Belajar Berhenti, Menyerah, dan Beristirahat
“Tidak produktif itu tidak apa-apa,” kata pimpinan redaksi Project M, Fahri Salam. Saya rasa, itu ada benarnya.
Salah satu hal yang paling melegakan buat saya belakangan ini adalah ketika saya mengaku tidak punya waktu dan tenaga untuk mengerjakan satu proyek tulisan yang sebenarnya saya sudah setujui di awal. Ternyata, hanya karena saya ingin dan saya dipercaya mampu, belum tentu saya benar-benar bisa mengeksekusinya.
Untungnya, rekan-rekan kerja saya paham dan tidak mengganggap ini sebagai masalah besar. Saya kemudian bertanya-tanya kenapa butuh waktu lama bagi saya untuk mengaku bahwa saya tidak bisa, bahkan ketika saya sudah menyerah diam-diam dengan menunda-nunda mengerjakan tugas itu.
Mungkin, saya memang masih belum bebas sepenuhnya dari rezim “kerja, kerja, kerja” atau workism.
Pekerjaan sudah jadi aktivitas utama dalam kehidupan kita. Anak-anak dididik untuk sekolah supaya bisa menjadi pekerja yang terlatih. Kita menempatkan pekerjaan di tengah rutinitas kita, hanya menggunakan waktu-waktu yang tersisa untuk melakukan hobi dan hal-hal lain yang membuat kita jadi manusia yang bisa menikmati hidup. Workism adalah sesuatu yang membuat frasa “earn a living” menjadi wajar, karena kita diajarkan untuk bekerja keras supaya bisa hidup. Pada akhirnya, kerja untuk hidup menjadi hidup yang didedikasikan untuk kerja.

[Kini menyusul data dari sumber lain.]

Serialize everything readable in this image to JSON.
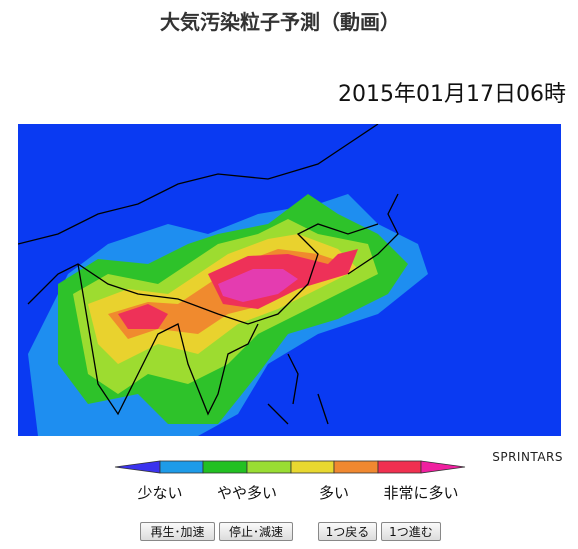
{
  "header": {
    "title": "大気汚染粒子予測（動画）",
    "timestamp": "2015年01月17日06時"
  },
  "map": {
    "credit": "SPRINTARS"
  },
  "legend": {
    "labels": [
      "少ない",
      "やや多い",
      "多い",
      "非常に多い"
    ]
  },
  "controls": {
    "buttons": [
      "再生･加速",
      "停止･減速",
      "1つ戻る",
      "1つ進む"
    ]
  }
}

“What is workism? It is the belief that work is not only necessary to economic production, but also the centerpiece of one’s identity and life’s purpose; and the belief that any policy to promote human welfare must always encourage more work.” - Derek Thompson, The Atlantic
Di pekerjaan pertama saya setelah lulus kuliah, saya bekerja keras. Saya bangun pagi untuk mengurus artikel-artikel koran yang belum ada versi digitalnya, tapi saya pun harus tetap siap sedia jika ada kejadian mendadak (breaking news) yang terjadi setelah jam kerja. Saya dengan semangat mengajukan beberapa inisiatif, dan tidak keberatan kalau disuruh mengerjakan tugas yang sebenarnya di luar job description. Saya piket di akhir pekan dan hari libur nasional. Saya jarang mengambil pengganti libur karena bingung mau berbuat apa dengan gaji yang seadanya. Saya dipuji banyak orang karena rajin, punya ide brilian, dan bisa diandalkan. Lalu saya kena PHK.
Untungnya: saya segera mendapatkan pekerjaan baru di industri lain yang lebih menjanjikan.
Sialnya: saya terlalu melekat pada pekerjaan lama saya, memandangnya sebagai bagian dari identitas, sehingga saya kesulitan beradaptasi di pekerjaan baru. Saya cuma bertahan delapan bulan sebelum akhirnya mundur karena merasa tidak cocok, sehingga saya merasa tidak kompeten. Padahal secara finansial, pekerjaan baru ini menawarkan stabilitas dan kesejahteraan.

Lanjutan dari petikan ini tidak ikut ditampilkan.